1. "If a person's going to write a poem about God," I asked my Intro to Literature: Poetry class, "what's the poet's first concern?" "That they not offend anyone." "Nope." "That the poet take into consideration that the reader might not believe in God." "Nope," I answered, "but I can see why you'd say these things." Some others took stabs at my question. Nope. Nope. Nope. "Make music, " I said. "No matter what the poet's subject matter,whether it's sex, peaches, ponies, Barbie Dolls, wild geese, or whatever, the poet's first concern is to make music." I then indulged in a moment of ranting about all the crappy poems written about God that have no music, no images, no metaphors, but just say something about loving the Lord and he's the King or whatever that's been written a million times before. So, raising this question about the poet's first concern when writing about God, and having my students all answer it kind of theologically and and kind of socially, and being wrong (!) prepared my students to read the gorgeous music, the thrilling images, and the inventive metaphors of Gerard Manley Hopkins and I hope they believed me when I said that being thrilled by "God's Grandeur" and "Pied Beauty" and experiencing God in those poems is not dependent upon believing in God. It's not dependent upon religious faith. It's dependent upon believing poetry.

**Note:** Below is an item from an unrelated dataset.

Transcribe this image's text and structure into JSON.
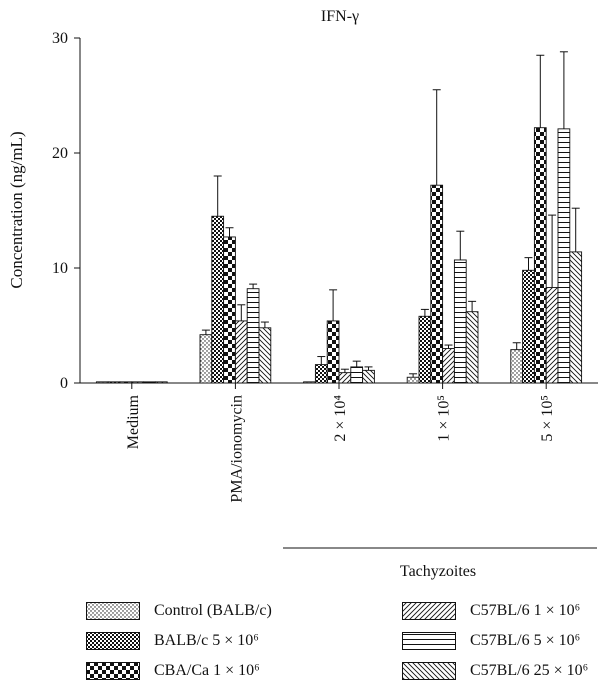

2. One of my students was kind of thrilled by the way the child Fergus is awakened by his mom and dad's heavy breathing and come-cries in Galway Kinell's "After Making Love We Hear Footsteps" and comes bounding to their bed, how Fergus is "this one whom habit of memory propels to the ground of his making"; Fergus is like a salmon, propelled by memory back to where he was spawned, and my student had just been fishing for steelhead and caught one that was heading back to the ground of his making. The image, the metaphor, the wonder of Fergus' being awakened and jumping into bed with his parents after they made love, back to the ground of his making, made perfect sense to Tristan. And well it should have! It's one of the finest poems ever put to paper, in my humble opinion.
3. The college-aged woman at Mucho Gusto was kind, understanding, prompt in her response, and of generous and good humor as she cleaned up the half a glass of Pepsi I managed to knock off the table and spill all over the floor.